Менее травматичны для мужского самолюбия трудности физического характера – головные и сердечные боли, одышка, бессонница и прибавка в весе. Обследование, как правило, не выявляет каких-либо заболеваний; особо «продвинутые» врачи направляют пациента к психотерапевту. А.Б. Холмогорова и Н.Г. Гаранян подчеркивают, что пациенты обычно не признают у себя трудностей психологического характера – ведь они люди сильные: их огорчают в жизни только загадочные сердечные боли да вероломство деловых партнеров. Наш современник, пишут авторы, хотя и переполнен зачастую чувствами тревоги, тоски, отчаяния и безнадежности, во многом утратил способность к пониманию своего внутреннего состояния и его регуляции. Традиционные маскулинные установки и стереотипы, в плену которых оказываются все новые и новые мужчины, поддерживаются женщинами – так, специально проводимое в психотерапевтических группах описание женщинами психологического портрета «идеального мужчины» выявляет образ «мужчины-стены» – надежной опоры во всех жизненных трудностях.
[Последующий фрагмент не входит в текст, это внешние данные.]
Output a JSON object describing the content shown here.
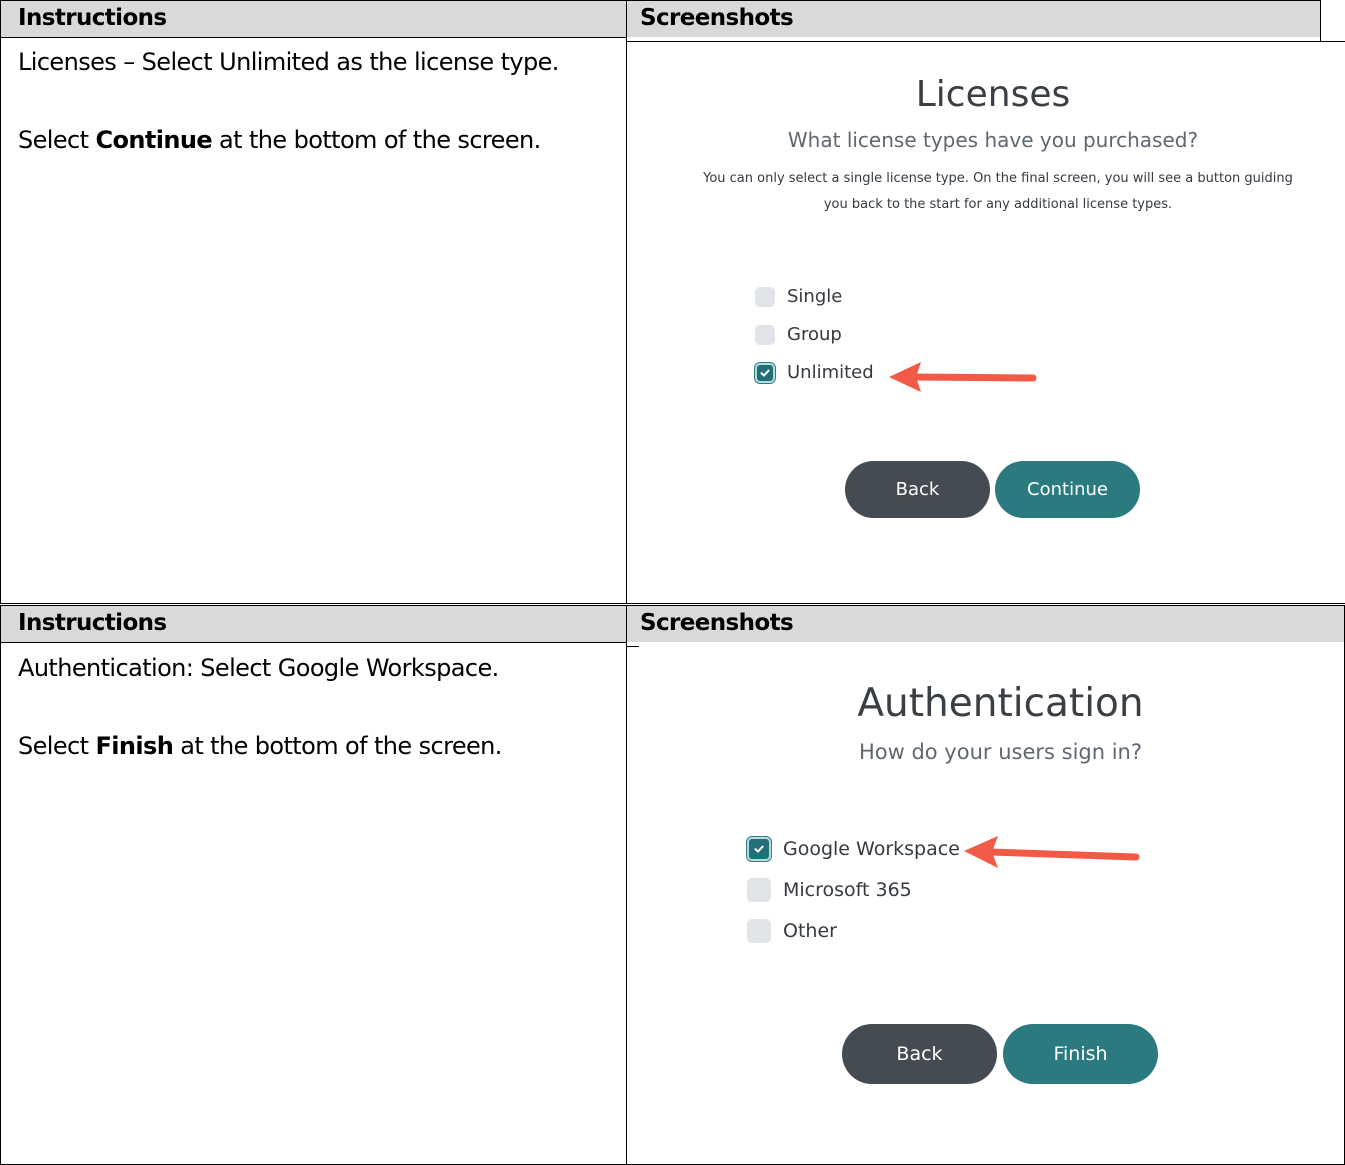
{
  "colors": {
    "header_bg": "#d9d9d9",
    "checkbox_checked": "#236f78",
    "checkbox_unchecked": "#e1e4e8",
    "back_button": "#454b52",
    "primary_button": "#2a7a7f",
    "annotation_arrow": "#f05a46"
  },
  "sections": [
    {
      "header_left": "Instructions",
      "header_right": "Screenshots",
      "instruction_line1": "Licenses – Select Unlimited as the license type.",
      "instruction_action_prefix": "Select ",
      "instruction_action_bold": "Continue",
      "instruction_action_suffix": " at the bottom of the screen.",
      "screenshot": {
        "title": "Licenses",
        "subtitle": "What license types have you purchased?",
        "description": "You can only select a single license type. On the final screen, you will see a button guiding you back to the start for any additional license types.",
        "options": [
          {
            "label": "Single",
            "checked": false
          },
          {
            "label": "Group",
            "checked": false
          },
          {
            "label": "Unlimited",
            "checked": true
          }
        ],
        "back_label": "Back",
        "primary_label": "Continue"
      }
    },
    {
      "header_left": "Instructions",
      "header_right": "Screenshots",
      "instruction_line1": "Authentication: Select Google Workspace.",
      "instruction_action_prefix": "Select ",
      "instruction_action_bold": "Finish",
      "instruction_action_suffix": " at the bottom of the screen.",
      "screenshot": {
        "title": "Authentication",
        "subtitle": "How do your users sign in?",
        "options": [
          {
            "label": "Google Workspace",
            "checked": true
          },
          {
            "label": "Microsoft 365",
            "checked": false
          },
          {
            "label": "Other",
            "checked": false
          }
        ],
        "back_label": "Back",
        "primary_label": "Finish"
      }
    }
  ]
}
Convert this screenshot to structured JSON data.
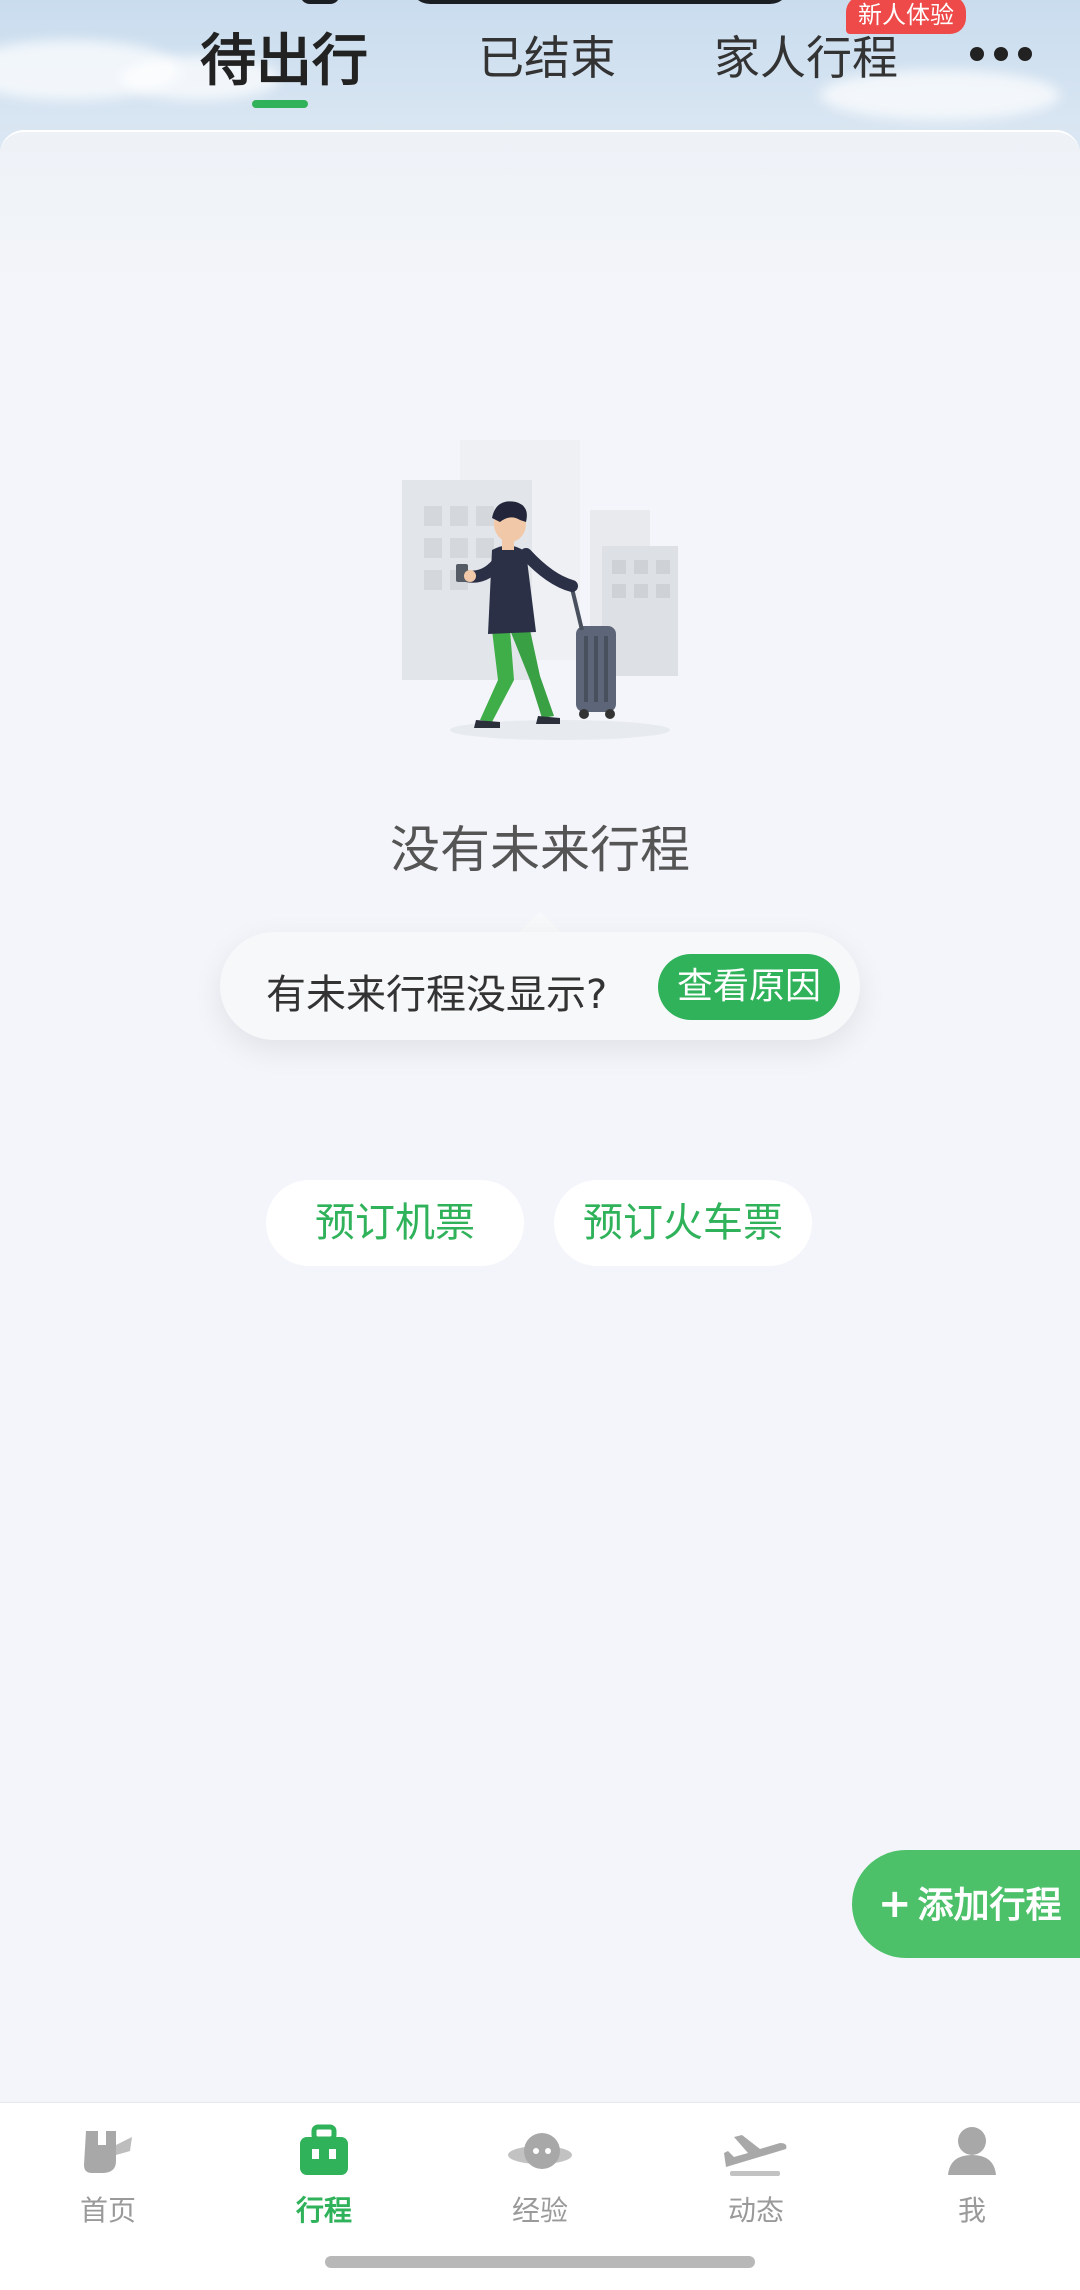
{
  "tabs": [
    {
      "label": "待出行",
      "active": true
    },
    {
      "label": "已结束",
      "active": false
    },
    {
      "label": "家人行程",
      "active": false
    }
  ],
  "badge": {
    "new_user": "新人体验"
  },
  "icons": {
    "more": "more-dots-icon",
    "illustration": "traveler-with-suitcase-illustration",
    "plus": "plus-icon"
  },
  "empty_state": {
    "title": "没有未来行程",
    "tip_text": "有未来行程没显示?",
    "tip_button": "查看原因"
  },
  "actions": {
    "book_flight": "预订机票",
    "book_train": "预订火车票",
    "add_trip": "添加行程"
  },
  "tabbar": [
    {
      "label": "首页",
      "icon": "home-icon",
      "active": false
    },
    {
      "label": "行程",
      "icon": "briefcase-icon",
      "active": true
    },
    {
      "label": "经验",
      "icon": "planet-icon",
      "active": false
    },
    {
      "label": "动态",
      "icon": "plane-icon",
      "active": false
    },
    {
      "label": "我",
      "icon": "profile-icon",
      "active": false
    }
  ],
  "colors": {
    "accent": "#2fb25a",
    "badge": "#ef4a4a",
    "inactive": "#9a9a9a"
  }
}
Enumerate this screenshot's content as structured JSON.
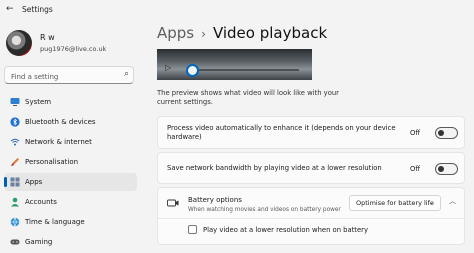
{
  "window": {
    "title": "Settings"
  },
  "profile": {
    "name": "R w",
    "email": "pug1976@live.co.uk"
  },
  "search": {
    "placeholder": "Find a setting"
  },
  "sidebar": {
    "items": [
      {
        "label": "System",
        "icon": "monitor-icon"
      },
      {
        "label": "Bluetooth & devices",
        "icon": "bluetooth-icon"
      },
      {
        "label": "Network & internet",
        "icon": "wifi-icon"
      },
      {
        "label": "Personalisation",
        "icon": "brush-icon"
      },
      {
        "label": "Apps",
        "icon": "apps-icon",
        "active": true
      },
      {
        "label": "Accounts",
        "icon": "person-icon"
      },
      {
        "label": "Time & language",
        "icon": "globe-icon"
      },
      {
        "label": "Gaming",
        "icon": "gamepad-icon"
      }
    ]
  },
  "breadcrumb": {
    "parent": "Apps",
    "separator": "›",
    "current": "Video playback"
  },
  "preview": {
    "description": "The preview shows what video will look like with your current settings."
  },
  "settings": {
    "enhance": {
      "label": "Process video automatically to enhance it (depends on your device hardware)",
      "state": "Off"
    },
    "bandwidth": {
      "label": "Save network bandwidth by playing video at a lower resolution",
      "state": "Off"
    },
    "battery": {
      "title": "Battery options",
      "subtitle": "When watching movies and videos on battery power",
      "selected": "Optimise for battery life",
      "checkbox_label": "Play video at a lower resolution when on battery"
    }
  },
  "colors": {
    "accent": "#005fb8",
    "background": "#f3f3f3",
    "card": "#fbfbfb"
  }
}
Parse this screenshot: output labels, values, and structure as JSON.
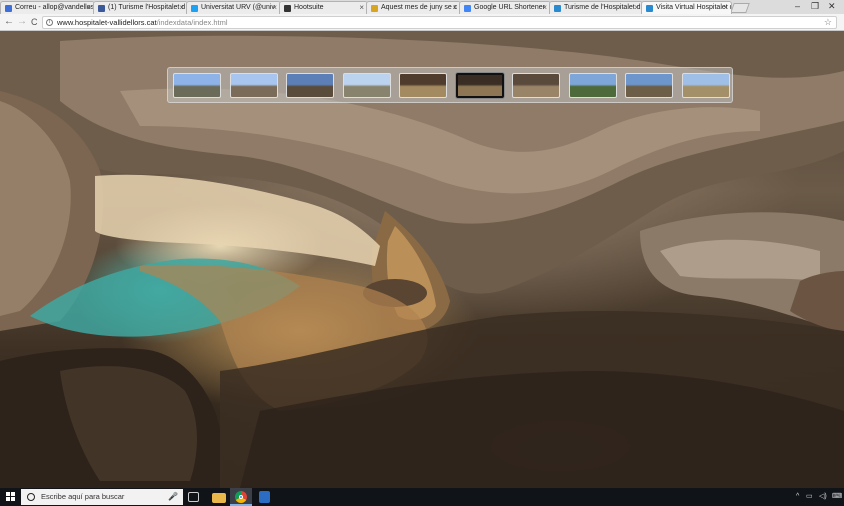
{
  "browser": {
    "tabs": [
      {
        "title": "Correu - allop@vandellos",
        "favicon_color": "#3d6fd9",
        "active": false
      },
      {
        "title": "(1) Turisme l'Hospitalet d",
        "favicon_color": "#3b5998",
        "active": false
      },
      {
        "title": "Universitat URV (@univ",
        "favicon_color": "#1da1f2",
        "active": false
      },
      {
        "title": "Hootsuite",
        "favicon_color": "#333333",
        "active": false
      },
      {
        "title": "Aquest mes de juny se c",
        "favicon_color": "#d9a520",
        "active": false
      },
      {
        "title": "Google URL Shortener",
        "favicon_color": "#4285f4",
        "active": false
      },
      {
        "title": "Turisme de l'Hospitalet d",
        "favicon_color": "#2a8ad0",
        "active": false
      },
      {
        "title": "Visita Virtual Hospitalet d",
        "favicon_color": "#2a8ad0",
        "active": true
      }
    ],
    "window_controls": {
      "minimize": "–",
      "restore": "❐",
      "close": "✕"
    },
    "nav": {
      "back": "←",
      "forward": "→",
      "reload": "C"
    },
    "address": {
      "domain": "www.hospitalet-vallidellors.cat",
      "path": "/indexdata/index.html",
      "info_icon": "i"
    },
    "star": "☆"
  },
  "viewer": {
    "thumbnails": [
      {
        "name": "panorama-1",
        "sky": "#8db3e8",
        "ground": "#6b6b5a",
        "active": false
      },
      {
        "name": "panorama-2",
        "sky": "#a7c5ee",
        "ground": "#7a6c58",
        "active": false
      },
      {
        "name": "panorama-3",
        "sky": "#5d7fb8",
        "ground": "#5a4c3b",
        "active": false
      },
      {
        "name": "panorama-4",
        "sky": "#bcd3f0",
        "ground": "#87836d",
        "active": false
      },
      {
        "name": "panorama-5",
        "sky": "#4f3c2c",
        "ground": "#a48a60",
        "active": false
      },
      {
        "name": "panorama-6",
        "sky": "#3a2e24",
        "ground": "#8e7654",
        "active": true
      },
      {
        "name": "panorama-7",
        "sky": "#5a4a3c",
        "ground": "#9a8468",
        "active": false
      },
      {
        "name": "panorama-8",
        "sky": "#7ea6d8",
        "ground": "#4d6b3a",
        "active": false
      },
      {
        "name": "panorama-9",
        "sky": "#6d97cc",
        "ground": "#6d5e48",
        "active": false
      },
      {
        "name": "panorama-10",
        "sky": "#9fbfe6",
        "ground": "#a39068",
        "active": false
      }
    ],
    "controls": [
      {
        "name": "zoom-in-icon",
        "glyph": "⊕"
      },
      {
        "name": "zoom-out-icon",
        "glyph": "⊖"
      },
      {
        "name": "screen-mode-icon",
        "glyph": "▭"
      },
      {
        "name": "autorotate-icon",
        "glyph": "↻"
      },
      {
        "name": "fullscreen-icon",
        "glyph": "⛶"
      },
      {
        "name": "window-icon",
        "glyph": "▬"
      }
    ]
  },
  "taskbar": {
    "search_placeholder": "Escribe aquí para buscar",
    "mic": "🎤",
    "tray": {
      "chevron": "^",
      "network": "▭",
      "volume": "◁)",
      "keyboard": "⌨"
    }
  }
}
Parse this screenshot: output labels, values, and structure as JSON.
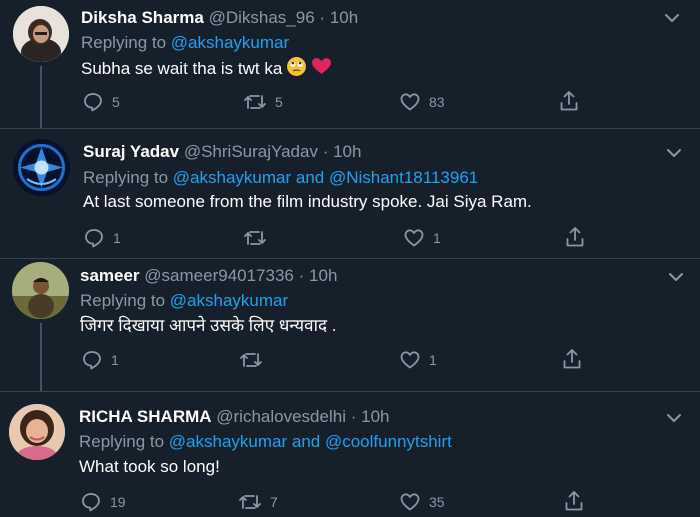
{
  "tweets": [
    {
      "name": "Diksha Sharma",
      "handle": "@Dikshas_96",
      "time": "10h",
      "replying_prefix": "Replying to",
      "mentions": "@akshaykumar",
      "text": "Subha se wait tha is twt ka",
      "emoji_icons": [
        "rolling-eyes-emoji",
        "red-heart-emoji"
      ],
      "replies": "5",
      "retweets": "5",
      "likes": "83"
    },
    {
      "name": "Suraj Yadav",
      "handle": "@ShriSurajYadav",
      "time": "10h",
      "replying_prefix": "Replying to",
      "mentions": "@akshaykumar and @Nishant18113961",
      "text": "At last someone from the film industry spoke. Jai Siya Ram.",
      "replies": "1",
      "retweets": "",
      "likes": "1"
    },
    {
      "name": "sameer",
      "handle": "@sameer94017336",
      "time": "10h",
      "replying_prefix": "Replying to",
      "mentions": "@akshaykumar",
      "text": "जिगर दिखाया आपने उसके लिए धन्यवाद .",
      "replies": "1",
      "retweets": "",
      "likes": "1"
    },
    {
      "name": "RICHA SHARMA",
      "handle": "@richalovesdelhi",
      "time": "10h",
      "replying_prefix": "Replying to",
      "mentions": "@akshaykumar and @coolfunnytshirt",
      "text": "What took so long!",
      "replies": "19",
      "retweets": "7",
      "likes": "35"
    }
  ],
  "separator": "·",
  "colors": {
    "background": "#15202b",
    "divider": "#38444d",
    "secondary_text": "#8899a6",
    "link": "#1da1f2"
  },
  "icons": [
    "reply-icon",
    "retweet-icon",
    "like-icon",
    "share-icon",
    "chevron-down-icon"
  ]
}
Итак, во-первых, «настоящий мужчина», отвергая и не воспринимая адекватно свою эмоциональную жизнь, переживает психологический стресс на телесном уровне (вегетативные сдвиги, мышечные зажимы и сопровождающие их боли, дрожь, аритмия…); во-вторых, чисто эмоциональные причины могут стоять и за таким распространенным среди мужчин недугом, как алкоголизм («симптоматическое пьянство», помгающее снять накопившееся эмоциональное напряжение). В-третьих, в семьях, где не принято выражать свои чувства, где ценятся сдержанность и сила, возникает дефицит любви и понимания, к которому особенно чувствительны дети.
Неумение выражать и осознавать свои чувства приводит к трудностям установления теплых доверительных контактов и получения социальной поддержки. Открытое, безбоязненное выражение чувств служит основой подлинных и искренних отношений и при необходимости – сигналом о помощи для окружающих.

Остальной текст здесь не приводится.